Proprio queste contraddizioni hanno consentito a Pechino di essere il niente di un comunismo inesistente in un tutto di un capitalismo sempre più emergente. E proprio per questo il ruolo della Cina nella complessità dei tempi di oggi è più che mai rilevante e nulla può essere visto, analizzato, prospettato e anche solo immaginato senza tenere conto che, al di là del nostro mondo “occidentale” c’è un gigante che mostra – come l’Inghilterra dell’800 mostrava alle altre nazioni – come sarà la società del futuro, come potrebbe essere anche una sorta di “capitalismo sostenibile” o di “socialismo capitalistizzato“.
Tornando all’oggi, appare oggettivamente molto curioso che il pallone – spia sia davvero il metodo di raccolta di informazioni sui tatticismi e le strategie nucleari degli USA da parte cinese: esistono, per una economia così consolidata e così concorrenziale col resto del pianeta (non solo con la Repubblica stellata…), mille modi diversi, attraverso tecnologie avanzatissime, per ottenere quello che oggi si dice quel tondeggiante bianco grande oggetto volante dovesse riportare al drago rosso.
Washington accusa, Pechino non nega, ma neppure afferma. Si alza il livello dello scontro proprio mentre la primavera ai affaccia su una Europa in cui la guerra prenderà un nuovo corso: le truppe russe vengono ammassate nelle zone ucraine occupate e si rinforzano i battaglioni, si fa del terreno la nuova fase delle operazioni militari. Dall’artiglieria e dai bombardamenti è probabile che si passi alla ripresa dell’avanzata al centro, al cuore dell’Ucraina, ai confini col Dnepr.
Il pallone – spia pare, tra i chiaroscuri di tutti questi avvenimenti, un pretesto per esagitare gli animi, per confondere le carte e, più che una azione di spionaggio intercontinentale, somiglia molto ad una provocazione. Non si sa bene da quale parte arrivi per prima, ma di sicuro il primo effetto lo ha avuto: se Blinken cercava un pretesto per evitare la visita in Cina lo ha avuto. Se lo cercavano i cinesi, hanno ottenuto lo stesso pure loro.

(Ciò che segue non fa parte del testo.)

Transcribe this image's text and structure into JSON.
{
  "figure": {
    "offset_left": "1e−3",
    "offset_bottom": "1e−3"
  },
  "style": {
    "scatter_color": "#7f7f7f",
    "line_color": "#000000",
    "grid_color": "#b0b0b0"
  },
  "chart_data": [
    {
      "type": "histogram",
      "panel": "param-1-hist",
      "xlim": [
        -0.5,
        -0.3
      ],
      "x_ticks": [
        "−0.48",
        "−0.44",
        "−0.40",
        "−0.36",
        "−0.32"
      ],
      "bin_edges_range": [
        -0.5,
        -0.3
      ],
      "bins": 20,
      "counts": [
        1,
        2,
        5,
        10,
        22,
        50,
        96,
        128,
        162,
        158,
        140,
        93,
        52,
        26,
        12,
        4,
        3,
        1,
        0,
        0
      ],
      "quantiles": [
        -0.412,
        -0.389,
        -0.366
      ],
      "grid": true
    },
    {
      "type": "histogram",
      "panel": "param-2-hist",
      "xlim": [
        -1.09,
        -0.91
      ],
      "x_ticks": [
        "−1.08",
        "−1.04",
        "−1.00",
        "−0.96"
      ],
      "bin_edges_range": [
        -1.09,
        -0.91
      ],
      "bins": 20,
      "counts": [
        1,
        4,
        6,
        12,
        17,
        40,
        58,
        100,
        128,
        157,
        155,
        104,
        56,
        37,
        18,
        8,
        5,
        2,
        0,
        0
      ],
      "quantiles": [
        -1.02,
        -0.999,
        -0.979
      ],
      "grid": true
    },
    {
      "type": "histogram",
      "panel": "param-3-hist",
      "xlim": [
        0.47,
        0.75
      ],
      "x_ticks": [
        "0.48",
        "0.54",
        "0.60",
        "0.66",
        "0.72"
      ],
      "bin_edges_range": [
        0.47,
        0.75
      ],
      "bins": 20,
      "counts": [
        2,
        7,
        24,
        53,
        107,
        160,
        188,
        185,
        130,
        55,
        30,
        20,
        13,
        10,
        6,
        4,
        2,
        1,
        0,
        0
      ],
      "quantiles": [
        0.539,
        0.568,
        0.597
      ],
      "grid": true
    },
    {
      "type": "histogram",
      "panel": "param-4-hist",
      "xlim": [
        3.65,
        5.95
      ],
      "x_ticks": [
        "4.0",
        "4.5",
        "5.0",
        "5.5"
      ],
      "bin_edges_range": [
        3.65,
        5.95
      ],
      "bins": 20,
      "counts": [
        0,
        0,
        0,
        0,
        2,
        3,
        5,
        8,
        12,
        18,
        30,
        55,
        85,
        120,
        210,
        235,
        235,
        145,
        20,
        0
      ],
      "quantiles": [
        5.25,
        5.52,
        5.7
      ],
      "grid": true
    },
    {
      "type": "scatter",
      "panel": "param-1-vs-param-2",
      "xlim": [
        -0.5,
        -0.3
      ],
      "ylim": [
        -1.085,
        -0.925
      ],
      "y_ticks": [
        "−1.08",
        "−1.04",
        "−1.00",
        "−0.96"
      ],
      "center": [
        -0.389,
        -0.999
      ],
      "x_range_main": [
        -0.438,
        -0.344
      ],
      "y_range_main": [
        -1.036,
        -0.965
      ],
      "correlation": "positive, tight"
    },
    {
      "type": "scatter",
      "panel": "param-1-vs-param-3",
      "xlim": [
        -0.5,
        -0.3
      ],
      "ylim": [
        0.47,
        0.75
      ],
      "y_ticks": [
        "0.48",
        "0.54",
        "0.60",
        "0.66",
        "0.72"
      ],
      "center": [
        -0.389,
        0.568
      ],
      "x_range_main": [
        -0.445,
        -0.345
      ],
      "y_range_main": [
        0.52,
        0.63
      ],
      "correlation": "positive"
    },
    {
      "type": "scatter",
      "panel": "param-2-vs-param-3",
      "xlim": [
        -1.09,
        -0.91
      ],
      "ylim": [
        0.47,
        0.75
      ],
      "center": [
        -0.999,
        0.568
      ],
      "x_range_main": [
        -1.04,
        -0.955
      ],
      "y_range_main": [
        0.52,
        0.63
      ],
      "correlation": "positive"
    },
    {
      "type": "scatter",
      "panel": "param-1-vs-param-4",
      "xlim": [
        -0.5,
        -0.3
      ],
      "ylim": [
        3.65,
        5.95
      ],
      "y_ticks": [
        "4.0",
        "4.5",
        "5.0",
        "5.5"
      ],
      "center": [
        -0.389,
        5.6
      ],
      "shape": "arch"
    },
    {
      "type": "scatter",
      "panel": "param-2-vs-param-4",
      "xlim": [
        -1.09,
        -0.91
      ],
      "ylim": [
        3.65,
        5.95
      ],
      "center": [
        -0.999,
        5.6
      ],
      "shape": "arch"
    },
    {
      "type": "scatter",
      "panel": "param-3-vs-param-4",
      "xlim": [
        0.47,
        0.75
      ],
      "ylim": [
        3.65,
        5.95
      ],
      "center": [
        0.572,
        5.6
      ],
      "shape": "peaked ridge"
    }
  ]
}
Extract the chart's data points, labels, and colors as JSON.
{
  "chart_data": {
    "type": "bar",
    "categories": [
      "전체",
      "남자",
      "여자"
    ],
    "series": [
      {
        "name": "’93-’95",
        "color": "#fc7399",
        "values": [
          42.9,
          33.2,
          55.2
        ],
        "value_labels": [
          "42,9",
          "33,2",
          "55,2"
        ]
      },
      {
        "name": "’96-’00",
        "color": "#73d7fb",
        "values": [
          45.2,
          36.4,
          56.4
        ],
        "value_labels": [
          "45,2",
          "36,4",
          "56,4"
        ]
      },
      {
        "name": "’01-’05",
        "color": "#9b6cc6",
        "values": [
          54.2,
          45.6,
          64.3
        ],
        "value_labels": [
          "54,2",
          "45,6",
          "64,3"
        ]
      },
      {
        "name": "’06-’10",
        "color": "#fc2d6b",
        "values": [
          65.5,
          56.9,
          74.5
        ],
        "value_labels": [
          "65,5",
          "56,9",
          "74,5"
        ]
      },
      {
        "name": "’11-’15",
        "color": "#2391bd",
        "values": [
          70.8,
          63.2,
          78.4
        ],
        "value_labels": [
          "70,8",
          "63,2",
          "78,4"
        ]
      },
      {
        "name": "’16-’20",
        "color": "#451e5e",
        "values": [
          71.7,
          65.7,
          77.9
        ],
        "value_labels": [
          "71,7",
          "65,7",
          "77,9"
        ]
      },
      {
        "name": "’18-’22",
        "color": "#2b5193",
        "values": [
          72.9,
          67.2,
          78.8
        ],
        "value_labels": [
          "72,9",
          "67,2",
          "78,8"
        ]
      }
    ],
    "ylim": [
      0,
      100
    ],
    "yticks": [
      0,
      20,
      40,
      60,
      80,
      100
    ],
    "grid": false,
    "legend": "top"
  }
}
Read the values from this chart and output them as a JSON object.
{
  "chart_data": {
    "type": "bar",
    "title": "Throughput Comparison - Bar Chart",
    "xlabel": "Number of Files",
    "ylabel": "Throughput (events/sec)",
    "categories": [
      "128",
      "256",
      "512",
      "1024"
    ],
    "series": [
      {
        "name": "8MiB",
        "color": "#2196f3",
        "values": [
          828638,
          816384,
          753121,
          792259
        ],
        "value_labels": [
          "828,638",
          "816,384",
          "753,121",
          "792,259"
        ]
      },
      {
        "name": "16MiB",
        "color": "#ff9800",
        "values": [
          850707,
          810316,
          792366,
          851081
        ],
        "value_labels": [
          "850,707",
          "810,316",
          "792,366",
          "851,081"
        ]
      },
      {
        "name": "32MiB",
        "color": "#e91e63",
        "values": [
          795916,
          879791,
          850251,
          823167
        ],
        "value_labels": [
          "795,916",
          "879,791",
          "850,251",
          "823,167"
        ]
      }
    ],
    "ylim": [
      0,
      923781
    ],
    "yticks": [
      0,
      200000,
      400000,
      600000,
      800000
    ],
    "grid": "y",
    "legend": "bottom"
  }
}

La conclusione che, almeno per ora, se ne può trarre, dando uno sguardo globale a tutto questo incredibile scambio di finzioni diplomatiche e furoreggiare di attività belliche, è che Cina e Russia si avvicinano, USA e Cina si allontanano. Ma per ora. Soltanto per ora. Cosa riservi l’immediato futuro è un mistero. Un mistero magari legato a qualche altro stratagemma fluttuante nell’aria per migliaia e migliaia di chilometri.